Kamis, 12 SEPTEMBER 2013Day 5: Ubud Monkey Forest, Tirta Empul
Hari yang dinantikan datang, dimana gue membutuhkan ketenangan dari
hingar bingar kehidupan kota besar. I'm coming Ubud!
Diiringi Hujan Menuju Ubud
Sambil mengisi waktu menunggu sarapan pada pukul 8 pagi, gue packing beres-beres
karena hari itu akan pindah penginapan di Ubud. Cuaca pagi itu sedang tidak
bersahabat dan memang benar, ketika perjalanan baru sampai daerah bypass Sanur,
hujan deras pun datang tiba-tiba. Motor sewaan yang kami pinjam pun tidak
mendapatkan jas hujan untuk 2 orang, yang membuat kami memutuskan untuk meneduh
sampai hujan benar-benar reda.
Setelah hujan reda, sepanjang perjalanan menuju Ubud diiringi dengan gerimis
kecil. Suasana setelah hujan pun membuat perjalanan semakin sangat
menyenangkan, pemandangan berbagai rumah adat desa khas Bali dan sawah-sawah
nan hijau membuat hati nyaman dan tenteram. Perjalanan dari Kuta sampai ke Ubud
ditempuh selama 1 jam. Gue pun tiba di Ubud sekitar pukul 9 pagi dan masih
harus kebingungan mencari dimana lokasi penginapannya. Namanya adalah Arjuna
House 2 yang terletak di Jalan Monkey Forest, yang menjadi jalan utama di
daerah Ubud ini. Sebenarnya kami sudah menemukan jalan besarnya, namun harus
masih mencari dimana letak gang lokasi homestay ini berada.

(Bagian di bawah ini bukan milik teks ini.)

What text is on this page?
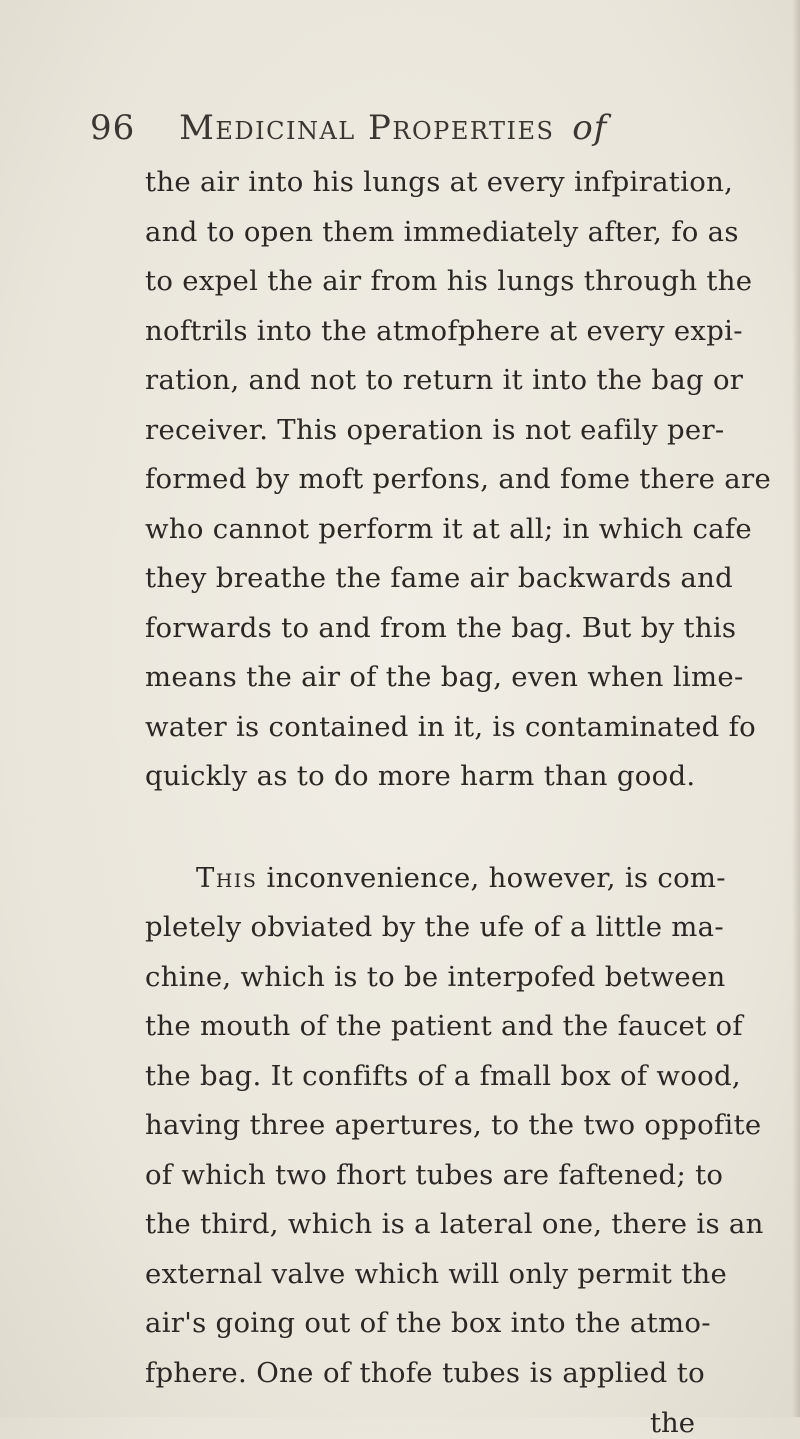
96 Medicinal Properties of
the air into his lungs at every infpiration,
and to open them immediately after, fo as
to expel the air from his lungs through the
noftrils into the atmofphere at every expi-
ration, and not to return it into the bag or
receiver. This operation is not eafily per-
formed by moft perfons, and fome there are
who cannot perform it at all; in which cafe
they breathe the fame air backwards and
forwards to and from the bag. But by this
means the air of the bag, even when lime-
water is contained in it, is contaminated fo
quickly as to do more harm than good.
This inconvenience, however, is com-
pletely obviated by the ufe of a little ma-
chine, which is to be interpofed between
the mouth of the patient and the faucet of
the bag. It confifts of a fmall box of wood,
having three apertures, to the two oppofite
of which two fhort tubes are faftened; to
the third, which is a lateral one, there is an
external valve which will only permit the
air's going out of the box into the atmo-
fphere. One of thofe tubes is applied to
the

Gue mengetahui penginapan ini dari situs booking.com dengan
harga 110.000 Rupiah per malamnya. Setelah hampir 10 menitan mencari-cari
menggunakan gps, akhirnya kami sampai
di TKP dan sudah ada whiteboard yang bertuliskan 3 nama tamu
dengan daerah asalnya, Swiss, England, dan nama gue dari Indonesia. Gue
langsung disambut dengan seorang Ibu yang sangatlah ramah, Ibu Ketut namanya.
Kemudian kami diantar langsung ke kamar dengan seorang anak yang menawarkan
kami teh hangat atau kopi saat itu (ah
ini luar biasa banget pelayanannya). Gue meminta secangkir teh hangat
yang sangat pas diminum setelah hujan di daerah Ubud ini.
|
setiap pagi bunga-bunga kamboja yang berjatuhan di tata rapi oleh anak sang pemilik homestay |
|
plang di depan Arjuna House |
|
Arjuna House 1 dan 2 ternyata masih dalam satu area |
|
pura pribadi milik Arjuna House |
Nggak Segalak di Uluwatu/Alas
Kedaton
Nggak berlama-lama di homestay, kami langsung keluar pergi
dengan berjalan kaki menuju Ubud Monkey Forest. Jaraknya dari penginapan tidak
terlalu jauh, hanya membutuhkan waktu sekitar 10-15 menit dengan berjalan kaki.
Sepanjang jalan lo akan menemui banyak penginapan, restoran, kafe, dan
toko-toko yang menjual berbagai buah tangan unik. Berjalan kaki di trotoar Ubud
ini sungguh nyaman karena nggak ada yang menghalangi.
Sesampainya di lokasi, kami membayar biaya tiket masuk sebesar 20.000 Rupiah
per orang. Kesan pertama masuk ke dalam wisata ini adalah adem dan rindang.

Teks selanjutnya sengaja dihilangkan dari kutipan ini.